The proof is not correct; the line where you suppose the first-order condition is satisfied with equality is where it fails. To see why, note the affine nature of von-Neumann Morgenstern utility functions means generally the gradient of utility at a maximizer will not be zero.

Consider the prisoner's dilemma.

$$ \begin{array}{|c|c|c|} \hline & L & R \\ \hline T & -1,-1 & -3,0 \\ \hline B & 0,-3 & -2,-2 \\ \hline \end{array} $$

In particular, there is a unique equilibrium, $\{B,R\}$, which is trivially a mixed strategy equilibrium (though not, for example 'totally mixed'). Fix the column agent's strategy at $R$ and consider $$ p = \mathbb{P}(\textrm{Row plays }T) $$ Then in particular, $$ U_1(p) = -3(p) - 2(1-p) = - 1 - p $$ which has non-zero derivative everywhere, but also clearly is maximized at $p=0$.

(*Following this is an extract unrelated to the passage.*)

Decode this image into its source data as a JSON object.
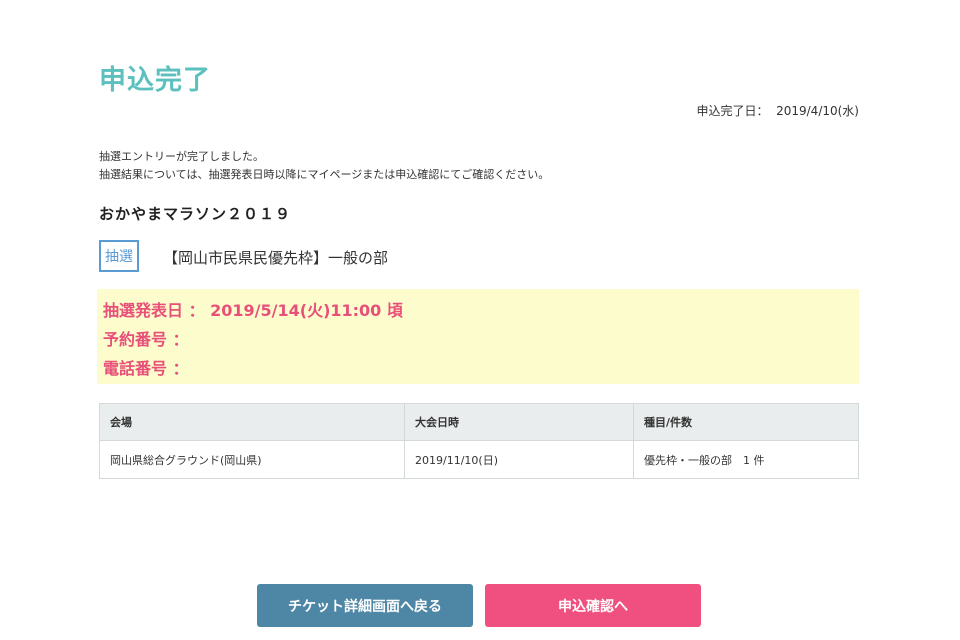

Addendum: A nice gut check, if you are looking to generally prove the existence of Nash equilibria, you should be wary of any proof you can come up with that does not explicitly make use of a fixed point theorem. In particular, if one assumes that every finite normal form game possesses a Nash equilibrium as a primitive, one can use this to prove Brouwer's fixed point theorem, so if your proof is not sufficiently 'powerful' to replace the technical machinery needed to prove Brouwer, it likely is missing some subtlety.